I’d pried the stones out of the frozen rock garden in the corner of our yard this morning. My mother, the geologist, hadn’t grown vegetables or flowers. She’d planted rocks and told me their history as if it was her own. I could almost hear her voice as I repeated it to Lucas now.

He touched them all, holding each specimen as I explained how they’d formed the home he’d known for most of his life, but the longer I spoke the more I sensed he was looking at me instead of the collection. He let me tell him about the rugged terrain, the life of the oldest exposed rock in the world, while silently studying me. I couldn’t tell if he was absorbing any of this, if he was even interested, until I finished describing the last one and began gathering them up to put them back in the bag.

Without warning he reached out and stopped my hand, taking hold of my wrist. Bryce, who’d been falling asleep in the corner, pushed himself off the wall and rushed over but not before I’d jerked Lucas’s wrist up and twisted it, forcing his arm down and crumpling his shoulder into the table. Half crouched over the top of him, I held Bryce off and locked eyes with Lucas.

He didn’t put up a fight. There was no struggle in him beyond the surprised rise and fall of his chest, the widened eyes racing over every inch of my face as if searching for something that had just skittered away. Immediately I perceived I’d overreacted, but the strange look on his face froze my grip in place. Before I could regroup, his jaw moved.

‘I know you.’

It was a whisper, the words leaked out in a rush of breath I barely heard over the thud of my own heart.

Then Bryce moved in, sinking his meaty fingers into the hospital gown around Lucas’s shoulders and finding purchase. ‘All right, man. Let her go.’

In slow motion Lucas unwrapped his fingers from my wrist, I released my hold, and we both returned to our choreographed sitting positions. Bryce withdrew a short step, hovering behind Lucas’s chair.

‘What did you say?’ I asked even though I could still feel his whisper rippling in the air. I know you.

‘Nothing.’ Less than ten seconds later, his face had changed completely. He looked worried, not making eye contact, and somehow I knew it didn’t have anything to do with the giant orderly breathing down his neck. He was . . . scared. Like he’d suddenly found whatever he’d been searching for in me and regretted -looking.
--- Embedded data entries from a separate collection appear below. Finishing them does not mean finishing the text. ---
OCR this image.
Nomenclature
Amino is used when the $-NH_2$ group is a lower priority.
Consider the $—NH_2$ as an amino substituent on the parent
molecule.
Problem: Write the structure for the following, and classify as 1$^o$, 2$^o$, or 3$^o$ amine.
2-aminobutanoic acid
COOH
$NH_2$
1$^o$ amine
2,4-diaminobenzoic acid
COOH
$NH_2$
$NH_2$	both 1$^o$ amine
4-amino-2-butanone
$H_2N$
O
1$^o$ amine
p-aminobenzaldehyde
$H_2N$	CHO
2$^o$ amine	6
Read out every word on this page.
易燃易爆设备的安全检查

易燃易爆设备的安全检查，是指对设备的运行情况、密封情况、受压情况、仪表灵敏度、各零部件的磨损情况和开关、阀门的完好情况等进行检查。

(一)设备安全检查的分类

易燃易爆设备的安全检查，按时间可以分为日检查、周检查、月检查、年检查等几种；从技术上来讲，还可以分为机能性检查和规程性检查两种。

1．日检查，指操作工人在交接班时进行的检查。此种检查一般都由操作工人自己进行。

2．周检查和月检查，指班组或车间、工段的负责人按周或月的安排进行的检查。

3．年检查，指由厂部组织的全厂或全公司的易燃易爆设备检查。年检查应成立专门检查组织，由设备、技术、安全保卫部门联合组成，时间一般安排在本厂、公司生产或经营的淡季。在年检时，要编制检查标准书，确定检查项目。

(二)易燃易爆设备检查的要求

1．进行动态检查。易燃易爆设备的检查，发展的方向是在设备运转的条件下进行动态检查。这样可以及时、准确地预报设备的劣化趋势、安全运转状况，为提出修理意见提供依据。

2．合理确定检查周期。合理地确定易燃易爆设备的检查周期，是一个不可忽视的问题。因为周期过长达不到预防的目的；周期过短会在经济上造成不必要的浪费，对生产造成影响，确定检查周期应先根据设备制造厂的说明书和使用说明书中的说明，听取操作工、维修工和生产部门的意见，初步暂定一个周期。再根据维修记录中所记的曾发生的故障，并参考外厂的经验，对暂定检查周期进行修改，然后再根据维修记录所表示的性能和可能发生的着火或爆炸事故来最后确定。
Being careful not to startle him, I gathered up the rocks and dropped them into my bag. When I stood up, Lucas did, too, retreating from the table until his back touched the wall and leaning against it as if trying to will himself through the concrete.

‘How did you know all that?’

I didn’t answer right away. I watched Bryce text Stan to let him know we were done and thought about the summers I’d spent paddling the Boundary Waters with my mother. I remembered her expression as the sheer rock faces came into view, how she inhaled the Precambrian balm of those cliffs. I know you.

It took an immense effort not to lie. I met his eyes as the door unlocked behind me, sensing the current of fear still running high. ‘I used to know a geologist. She said rocks are the language of the Earth.’